In my first post, I noted that I thought Justice Breyer’s decision was wrong on all three grounds based on the original meaning of the Constitution. This may surprise some people who believe that the third ground of the Court’s decision – that the pro forma sessions were real sessions and therefore the recesses were not long enough to justify a recess appointment – was a favorable rebuke of the Obama administration. But in my view, the majority’s third ground is probably not in accord with the original meaning.

I have come to this position over time. But the final straw was Justice Breyer’s opinion, which ironically convinced me that the pro forma sessions were not real ones (ironic since he was arguing the opposite position). It is significant that Justice Scalia and the other concurring justices did not join this part of the opinion, suggesting that they may agree with my doubts about this conclusion.

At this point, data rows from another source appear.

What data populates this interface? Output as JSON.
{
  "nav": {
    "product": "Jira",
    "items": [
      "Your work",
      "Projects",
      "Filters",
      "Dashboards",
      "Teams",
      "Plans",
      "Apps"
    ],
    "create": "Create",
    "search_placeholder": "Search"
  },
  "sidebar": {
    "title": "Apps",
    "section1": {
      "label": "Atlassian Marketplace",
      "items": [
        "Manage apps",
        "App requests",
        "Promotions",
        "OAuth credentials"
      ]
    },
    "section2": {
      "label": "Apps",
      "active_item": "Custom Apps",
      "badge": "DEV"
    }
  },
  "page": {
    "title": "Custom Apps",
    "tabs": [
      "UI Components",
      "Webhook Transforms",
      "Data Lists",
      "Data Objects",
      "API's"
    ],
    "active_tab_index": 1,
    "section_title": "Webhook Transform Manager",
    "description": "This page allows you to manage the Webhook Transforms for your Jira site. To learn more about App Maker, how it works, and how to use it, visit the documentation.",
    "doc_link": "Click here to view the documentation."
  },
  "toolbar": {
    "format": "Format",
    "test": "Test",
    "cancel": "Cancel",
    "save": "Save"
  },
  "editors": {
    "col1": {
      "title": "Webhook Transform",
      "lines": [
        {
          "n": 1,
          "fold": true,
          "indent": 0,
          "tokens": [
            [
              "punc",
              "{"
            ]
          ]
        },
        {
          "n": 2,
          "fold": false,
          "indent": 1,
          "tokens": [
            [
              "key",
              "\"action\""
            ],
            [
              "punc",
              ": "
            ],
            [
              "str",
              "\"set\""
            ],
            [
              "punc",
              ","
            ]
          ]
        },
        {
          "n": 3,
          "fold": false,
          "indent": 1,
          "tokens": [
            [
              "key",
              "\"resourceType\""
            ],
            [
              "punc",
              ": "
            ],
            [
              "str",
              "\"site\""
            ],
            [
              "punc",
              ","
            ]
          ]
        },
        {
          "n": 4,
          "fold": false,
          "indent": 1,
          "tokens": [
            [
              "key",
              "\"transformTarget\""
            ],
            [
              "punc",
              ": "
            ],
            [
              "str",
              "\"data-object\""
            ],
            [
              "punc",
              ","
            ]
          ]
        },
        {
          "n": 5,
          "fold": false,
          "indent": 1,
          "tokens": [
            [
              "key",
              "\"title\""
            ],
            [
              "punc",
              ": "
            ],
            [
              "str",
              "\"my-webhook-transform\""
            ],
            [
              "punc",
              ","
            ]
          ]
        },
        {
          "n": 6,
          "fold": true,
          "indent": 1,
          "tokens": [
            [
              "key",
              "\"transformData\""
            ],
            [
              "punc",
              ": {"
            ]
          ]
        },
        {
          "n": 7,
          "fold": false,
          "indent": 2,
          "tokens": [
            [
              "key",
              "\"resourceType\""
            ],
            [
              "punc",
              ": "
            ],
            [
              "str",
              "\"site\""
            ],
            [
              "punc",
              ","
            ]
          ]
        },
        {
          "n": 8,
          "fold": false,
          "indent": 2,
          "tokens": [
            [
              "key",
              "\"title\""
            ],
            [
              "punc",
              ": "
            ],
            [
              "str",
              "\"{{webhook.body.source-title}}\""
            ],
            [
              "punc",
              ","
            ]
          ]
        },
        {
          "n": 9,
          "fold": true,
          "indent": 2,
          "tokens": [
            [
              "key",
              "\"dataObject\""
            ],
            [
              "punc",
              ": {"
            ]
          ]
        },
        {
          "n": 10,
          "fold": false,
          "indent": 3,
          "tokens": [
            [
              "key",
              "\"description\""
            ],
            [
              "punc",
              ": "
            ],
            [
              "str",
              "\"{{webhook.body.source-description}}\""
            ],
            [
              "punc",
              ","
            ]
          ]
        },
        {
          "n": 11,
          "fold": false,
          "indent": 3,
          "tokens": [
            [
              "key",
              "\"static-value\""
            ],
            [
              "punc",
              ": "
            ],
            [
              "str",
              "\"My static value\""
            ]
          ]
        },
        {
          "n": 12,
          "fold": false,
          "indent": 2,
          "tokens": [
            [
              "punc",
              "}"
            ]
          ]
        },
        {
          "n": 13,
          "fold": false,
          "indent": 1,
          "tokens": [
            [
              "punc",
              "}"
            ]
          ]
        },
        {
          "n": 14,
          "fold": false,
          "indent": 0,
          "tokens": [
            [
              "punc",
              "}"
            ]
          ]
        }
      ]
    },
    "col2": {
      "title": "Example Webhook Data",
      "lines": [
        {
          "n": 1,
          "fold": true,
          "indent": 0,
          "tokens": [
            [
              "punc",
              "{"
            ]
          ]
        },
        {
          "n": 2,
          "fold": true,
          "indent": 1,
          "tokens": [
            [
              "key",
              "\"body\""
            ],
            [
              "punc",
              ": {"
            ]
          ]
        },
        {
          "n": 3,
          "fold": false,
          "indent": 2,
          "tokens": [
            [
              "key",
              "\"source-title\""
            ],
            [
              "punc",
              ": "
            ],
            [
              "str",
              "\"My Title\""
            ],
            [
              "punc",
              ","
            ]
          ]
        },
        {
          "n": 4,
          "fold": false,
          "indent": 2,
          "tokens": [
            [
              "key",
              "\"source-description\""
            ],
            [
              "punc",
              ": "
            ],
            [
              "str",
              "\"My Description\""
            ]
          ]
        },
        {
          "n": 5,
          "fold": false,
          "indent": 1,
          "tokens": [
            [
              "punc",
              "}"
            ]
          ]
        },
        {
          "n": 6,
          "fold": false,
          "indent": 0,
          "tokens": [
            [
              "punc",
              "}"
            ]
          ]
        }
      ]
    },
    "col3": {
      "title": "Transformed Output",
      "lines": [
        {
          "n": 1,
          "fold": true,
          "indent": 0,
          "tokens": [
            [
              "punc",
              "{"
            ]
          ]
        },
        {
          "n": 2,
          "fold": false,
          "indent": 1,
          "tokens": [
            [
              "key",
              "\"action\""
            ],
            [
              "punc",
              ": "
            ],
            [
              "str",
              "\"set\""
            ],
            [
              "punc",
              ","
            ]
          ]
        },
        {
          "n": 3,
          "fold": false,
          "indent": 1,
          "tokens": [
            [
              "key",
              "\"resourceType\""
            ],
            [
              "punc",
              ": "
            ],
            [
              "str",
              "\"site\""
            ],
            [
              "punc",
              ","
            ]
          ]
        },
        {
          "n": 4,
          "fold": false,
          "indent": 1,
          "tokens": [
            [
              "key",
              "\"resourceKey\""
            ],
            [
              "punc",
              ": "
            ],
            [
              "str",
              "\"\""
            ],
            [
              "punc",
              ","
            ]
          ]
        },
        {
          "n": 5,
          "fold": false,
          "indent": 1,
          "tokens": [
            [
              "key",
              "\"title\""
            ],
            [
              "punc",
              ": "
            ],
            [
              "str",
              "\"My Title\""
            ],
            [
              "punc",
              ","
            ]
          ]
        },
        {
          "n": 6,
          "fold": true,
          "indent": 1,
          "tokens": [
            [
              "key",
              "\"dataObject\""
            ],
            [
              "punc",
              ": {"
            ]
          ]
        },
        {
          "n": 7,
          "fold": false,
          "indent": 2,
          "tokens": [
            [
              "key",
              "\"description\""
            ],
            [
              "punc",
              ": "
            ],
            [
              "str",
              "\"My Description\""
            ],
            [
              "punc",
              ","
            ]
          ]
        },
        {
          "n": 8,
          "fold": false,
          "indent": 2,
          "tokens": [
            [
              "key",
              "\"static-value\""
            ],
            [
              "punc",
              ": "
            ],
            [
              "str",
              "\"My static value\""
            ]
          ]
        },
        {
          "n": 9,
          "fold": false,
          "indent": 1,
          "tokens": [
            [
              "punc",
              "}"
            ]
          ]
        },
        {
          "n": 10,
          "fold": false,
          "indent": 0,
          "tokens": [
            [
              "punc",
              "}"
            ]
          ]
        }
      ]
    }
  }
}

A pro forma session involves two or three Senators meeting for a minute or two. Justice Breyer argues that the Senate is entitled to deference as to its conclusion that the Senate is in session and therefore the Court and the President must treat these sessions as real ones.

But this is mistaken. The Constitution establishes that a majority of the Senators constitutes a quorum. Therefore, one or two Senators cannot operate the Senate. If the Senate was in a recess, a meeting of two Senators would not end the recess. The Senate as a whole would lack capacity to conduct business.